種種行為,已經足夠在他這里判死刑。
他還能忍受包容,將她繼續留在身邊,已經打破了他的底線和原則。
即便此刻被兒子冤枉了,他也不愿意說出來,不想毀了她在兒子心里的美好形象。
“爸爸!”時星燃皺起眉,奶兇奶兇的催促時燁,“快道歉。”
“我……”時燁無語極了。
他似乎已經看見自己將來老后,被這逆子欺負的畫面!
薛管家很是同情地看了時燁一眼,默默地退到了一邊。
僵持的氛圍中,顧今藍終于開口了:“燃燃真的誤會了,我們好著呢,沒有吵架。”
哎,就知道,不能讓燃燃知道他們吵架了。
時星燃質疑地看了看顧今藍,又看向時燁,“真的?”
時燁的唇角牽強地勾起一抹微笑的弧度,“真的,沒吵。”
時星燃說:“那你們抱一下,親一個,我就相信你們沒有吵架。”
“!!!”時燁和顧今藍都驚了下,不約而同地看向對方。
視線撞上,二人又同時收回了目光,各自眼里都有著倔強。
顧今藍說:“燃燃快吃吧,一會兒上學要遲到了。”
時星燃噘了噘嘴,一臉不滿,“你們就是在騙我,大人怎么可以撒謊?爸爸你快向媽媽道……”
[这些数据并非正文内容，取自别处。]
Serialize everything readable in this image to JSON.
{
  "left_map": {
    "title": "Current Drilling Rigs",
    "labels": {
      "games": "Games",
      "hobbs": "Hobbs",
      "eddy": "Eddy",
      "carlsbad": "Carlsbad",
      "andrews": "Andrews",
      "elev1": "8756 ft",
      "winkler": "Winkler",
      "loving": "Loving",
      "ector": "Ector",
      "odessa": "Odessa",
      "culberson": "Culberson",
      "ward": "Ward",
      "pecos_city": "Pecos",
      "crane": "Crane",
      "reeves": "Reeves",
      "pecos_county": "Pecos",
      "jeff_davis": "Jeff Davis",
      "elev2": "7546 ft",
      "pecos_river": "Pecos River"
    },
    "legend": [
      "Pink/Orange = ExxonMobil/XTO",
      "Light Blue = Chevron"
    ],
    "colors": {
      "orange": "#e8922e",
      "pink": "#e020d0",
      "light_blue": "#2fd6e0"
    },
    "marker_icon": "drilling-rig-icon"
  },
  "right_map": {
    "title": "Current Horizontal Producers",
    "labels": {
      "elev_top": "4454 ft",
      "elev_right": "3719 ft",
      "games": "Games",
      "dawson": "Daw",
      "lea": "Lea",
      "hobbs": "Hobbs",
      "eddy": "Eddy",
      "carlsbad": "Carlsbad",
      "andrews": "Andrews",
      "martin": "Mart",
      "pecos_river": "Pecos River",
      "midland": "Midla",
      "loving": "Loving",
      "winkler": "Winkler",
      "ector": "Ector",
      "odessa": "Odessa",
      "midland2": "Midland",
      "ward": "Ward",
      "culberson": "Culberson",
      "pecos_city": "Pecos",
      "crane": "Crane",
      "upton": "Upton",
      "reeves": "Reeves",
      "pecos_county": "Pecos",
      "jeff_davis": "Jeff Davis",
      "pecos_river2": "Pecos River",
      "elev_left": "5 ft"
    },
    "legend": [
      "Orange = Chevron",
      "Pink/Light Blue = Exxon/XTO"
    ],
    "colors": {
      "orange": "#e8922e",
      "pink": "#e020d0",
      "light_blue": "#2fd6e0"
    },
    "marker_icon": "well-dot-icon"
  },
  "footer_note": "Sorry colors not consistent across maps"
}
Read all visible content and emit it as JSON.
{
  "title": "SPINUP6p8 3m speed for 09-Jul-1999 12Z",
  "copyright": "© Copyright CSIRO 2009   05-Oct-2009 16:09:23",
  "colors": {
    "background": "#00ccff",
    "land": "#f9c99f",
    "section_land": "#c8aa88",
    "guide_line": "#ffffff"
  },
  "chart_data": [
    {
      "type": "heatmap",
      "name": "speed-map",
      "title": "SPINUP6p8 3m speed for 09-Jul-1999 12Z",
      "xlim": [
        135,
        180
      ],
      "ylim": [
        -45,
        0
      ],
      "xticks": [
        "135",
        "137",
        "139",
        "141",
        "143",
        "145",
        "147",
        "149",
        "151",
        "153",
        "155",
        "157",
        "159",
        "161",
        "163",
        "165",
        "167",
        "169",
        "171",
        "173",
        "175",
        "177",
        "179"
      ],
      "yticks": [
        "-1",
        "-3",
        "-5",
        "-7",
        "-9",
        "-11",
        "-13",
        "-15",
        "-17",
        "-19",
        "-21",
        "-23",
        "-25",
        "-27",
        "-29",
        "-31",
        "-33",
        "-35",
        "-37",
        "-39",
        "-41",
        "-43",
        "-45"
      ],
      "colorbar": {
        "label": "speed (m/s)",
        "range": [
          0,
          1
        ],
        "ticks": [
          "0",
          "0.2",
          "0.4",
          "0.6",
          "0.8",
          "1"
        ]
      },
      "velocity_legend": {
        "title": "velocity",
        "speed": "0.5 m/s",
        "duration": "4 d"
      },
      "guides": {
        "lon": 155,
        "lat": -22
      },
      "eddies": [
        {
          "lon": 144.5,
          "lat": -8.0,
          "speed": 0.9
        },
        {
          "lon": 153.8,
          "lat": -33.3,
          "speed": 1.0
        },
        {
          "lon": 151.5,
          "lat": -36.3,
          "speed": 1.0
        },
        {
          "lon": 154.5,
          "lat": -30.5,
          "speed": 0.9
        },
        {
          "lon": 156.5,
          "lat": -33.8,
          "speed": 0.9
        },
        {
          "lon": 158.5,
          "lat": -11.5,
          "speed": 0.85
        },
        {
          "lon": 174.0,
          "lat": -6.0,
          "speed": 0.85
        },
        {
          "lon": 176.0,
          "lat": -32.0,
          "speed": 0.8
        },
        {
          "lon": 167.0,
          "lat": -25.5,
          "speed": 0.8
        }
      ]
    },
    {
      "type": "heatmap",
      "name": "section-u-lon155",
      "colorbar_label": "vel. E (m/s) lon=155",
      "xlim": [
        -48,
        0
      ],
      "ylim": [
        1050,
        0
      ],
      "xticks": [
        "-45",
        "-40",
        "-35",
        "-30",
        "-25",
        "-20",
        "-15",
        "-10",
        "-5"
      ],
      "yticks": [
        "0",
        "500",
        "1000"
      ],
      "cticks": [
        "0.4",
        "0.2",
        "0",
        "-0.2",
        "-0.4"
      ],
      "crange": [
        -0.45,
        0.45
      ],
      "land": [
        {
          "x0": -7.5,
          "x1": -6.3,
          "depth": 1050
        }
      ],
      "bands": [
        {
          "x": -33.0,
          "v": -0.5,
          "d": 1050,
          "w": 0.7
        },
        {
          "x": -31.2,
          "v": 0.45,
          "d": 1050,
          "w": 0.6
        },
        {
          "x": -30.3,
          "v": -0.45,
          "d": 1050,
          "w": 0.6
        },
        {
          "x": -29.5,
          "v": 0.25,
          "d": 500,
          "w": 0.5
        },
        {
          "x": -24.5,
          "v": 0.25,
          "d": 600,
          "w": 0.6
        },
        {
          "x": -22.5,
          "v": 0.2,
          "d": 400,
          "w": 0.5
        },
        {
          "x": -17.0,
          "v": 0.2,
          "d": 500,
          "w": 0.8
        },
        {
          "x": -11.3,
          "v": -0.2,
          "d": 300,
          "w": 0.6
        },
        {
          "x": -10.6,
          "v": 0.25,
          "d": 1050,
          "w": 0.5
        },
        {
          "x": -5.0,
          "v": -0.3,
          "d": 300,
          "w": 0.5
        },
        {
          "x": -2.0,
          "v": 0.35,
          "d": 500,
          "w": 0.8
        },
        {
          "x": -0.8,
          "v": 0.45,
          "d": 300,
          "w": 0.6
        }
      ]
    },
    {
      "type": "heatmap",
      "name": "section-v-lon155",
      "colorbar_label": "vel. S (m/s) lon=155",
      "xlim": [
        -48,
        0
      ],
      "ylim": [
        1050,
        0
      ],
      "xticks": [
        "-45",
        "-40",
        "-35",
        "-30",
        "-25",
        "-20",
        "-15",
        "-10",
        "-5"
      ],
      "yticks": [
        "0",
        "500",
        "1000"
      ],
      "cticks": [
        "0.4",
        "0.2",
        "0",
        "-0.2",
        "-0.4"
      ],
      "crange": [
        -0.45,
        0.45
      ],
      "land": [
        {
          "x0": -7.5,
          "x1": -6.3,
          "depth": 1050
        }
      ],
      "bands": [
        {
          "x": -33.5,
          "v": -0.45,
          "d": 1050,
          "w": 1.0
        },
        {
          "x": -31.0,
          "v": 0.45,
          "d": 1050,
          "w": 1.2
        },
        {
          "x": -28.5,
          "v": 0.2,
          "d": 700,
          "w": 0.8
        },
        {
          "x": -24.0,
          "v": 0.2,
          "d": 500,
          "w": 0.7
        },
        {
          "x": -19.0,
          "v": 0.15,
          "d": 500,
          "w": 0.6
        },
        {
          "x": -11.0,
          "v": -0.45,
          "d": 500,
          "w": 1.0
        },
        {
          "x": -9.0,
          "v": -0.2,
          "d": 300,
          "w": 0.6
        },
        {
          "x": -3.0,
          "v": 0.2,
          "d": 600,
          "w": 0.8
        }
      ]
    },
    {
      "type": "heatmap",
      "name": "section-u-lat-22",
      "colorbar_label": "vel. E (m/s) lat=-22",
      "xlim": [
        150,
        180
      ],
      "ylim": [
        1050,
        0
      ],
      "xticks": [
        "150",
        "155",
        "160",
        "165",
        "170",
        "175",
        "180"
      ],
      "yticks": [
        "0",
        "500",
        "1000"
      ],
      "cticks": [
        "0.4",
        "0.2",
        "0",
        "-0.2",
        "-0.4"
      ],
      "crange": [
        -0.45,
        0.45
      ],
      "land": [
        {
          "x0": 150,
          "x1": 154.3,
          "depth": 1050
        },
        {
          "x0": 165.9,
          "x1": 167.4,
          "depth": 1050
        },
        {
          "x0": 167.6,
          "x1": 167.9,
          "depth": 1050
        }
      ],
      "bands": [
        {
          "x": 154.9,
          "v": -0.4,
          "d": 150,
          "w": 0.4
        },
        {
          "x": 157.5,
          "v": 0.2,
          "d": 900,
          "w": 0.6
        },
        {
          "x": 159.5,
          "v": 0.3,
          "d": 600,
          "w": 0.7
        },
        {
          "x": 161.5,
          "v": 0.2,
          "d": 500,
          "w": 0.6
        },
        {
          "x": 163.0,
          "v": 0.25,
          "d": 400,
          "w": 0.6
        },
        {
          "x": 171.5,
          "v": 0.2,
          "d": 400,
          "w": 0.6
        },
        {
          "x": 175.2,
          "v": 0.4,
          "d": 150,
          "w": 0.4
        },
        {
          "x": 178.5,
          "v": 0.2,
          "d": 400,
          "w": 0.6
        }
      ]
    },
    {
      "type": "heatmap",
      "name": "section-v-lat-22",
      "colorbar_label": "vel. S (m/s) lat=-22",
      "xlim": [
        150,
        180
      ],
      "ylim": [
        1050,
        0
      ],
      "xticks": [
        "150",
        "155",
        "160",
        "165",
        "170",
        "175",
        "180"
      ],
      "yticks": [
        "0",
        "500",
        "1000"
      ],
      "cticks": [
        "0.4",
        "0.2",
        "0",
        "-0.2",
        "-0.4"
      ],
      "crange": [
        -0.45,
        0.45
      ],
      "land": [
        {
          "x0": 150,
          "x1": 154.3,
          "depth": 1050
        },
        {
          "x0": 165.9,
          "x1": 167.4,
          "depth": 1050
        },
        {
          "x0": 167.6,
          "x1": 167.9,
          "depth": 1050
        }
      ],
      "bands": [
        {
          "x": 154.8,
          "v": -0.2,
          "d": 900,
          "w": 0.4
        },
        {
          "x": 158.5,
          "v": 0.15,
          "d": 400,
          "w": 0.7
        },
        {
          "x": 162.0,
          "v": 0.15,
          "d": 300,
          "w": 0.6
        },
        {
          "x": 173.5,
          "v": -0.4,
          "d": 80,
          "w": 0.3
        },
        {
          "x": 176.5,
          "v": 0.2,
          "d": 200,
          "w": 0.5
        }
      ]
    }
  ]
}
時星燃的話還沒說完,時燁突然站起身,邁開長腿朝顧今藍大步走去。
反正道歉是不可能的。
絕不可能道歉。
他并沒有做錯任何事!
對顧今藍這個女人,他可以說是掏心掏肺了!
你咬我,我就掐死你
顧今藍怔怔地看著時燁朝自己走來,不知道他要做什么。
隨著他的靠近,她心里越來越不安。
該不會要把她扔出去吧?
這幾日,她明顯地感覺到,他對自己的耐心大不如從前。
近了,時燁朝顧今藍伸出手。
她下意識往后躲開,沒讓他抓住手臂。
他長臂一伸,直接攬過她的肩膀,另一只手捏住她的下巴,驀地俯身吻住了她唇。
顧今藍錯愕地瞪大雙眼,全身僵住。
近距離的四目相對,她能清晰地看見他眼里的慍怒,俊美的臉上好像寫著“我是被迫的”幾個大字。
顧今藍在心里翻了大白眼。
被強吻的人是她,他一副委屈無奈的表情做什么?
又不是她要求他這么做的。
真狗,寧愿出賣肉體都不愿意向她道歉。
顧今藍正在腹誹著,突然唇上傳來一陣痛感。
他就竟然趁機咬她!
她疼得眉頭皺起,眼神控訴地瞪著他。
從時星燃的角度,看不見二人眼神中的交戰。
小家伙開心地拍了拍手。
時燁松開顧今藍,面帶微笑朝兒子看去,“跟你說了沒吵架,現在信了嗎?”
說完他就要回到自己的座位上,顧今藍卻連忙起身,挽住了他的手臂。
她歪著頭小鳥依人地靠在他的肩膀上,沖時星燃嫣然一笑。
“燃燃這下放心了吧?我們感情好得很。”
說話間,顧今藍的手悄悄用力掐了下時燁手臂內側的肉。
敢咬她!
她可是個睚眥必報的人!
顧今藍下手很重,疼得時燁不禁倒抽了一口氣,轉頭看向她。
因為疼痛,他俊逸的五官扭在一起。
顧今藍眨巴著靈動的笑眼,“怎么了?難道我們的感情不好嗎?”
余光察覺到兒子正睜著一雙大眼睛看著他們,時燁扯了扯僵硬的唇角,露出一抹牽強的笑,微微頷首,“好,很好!”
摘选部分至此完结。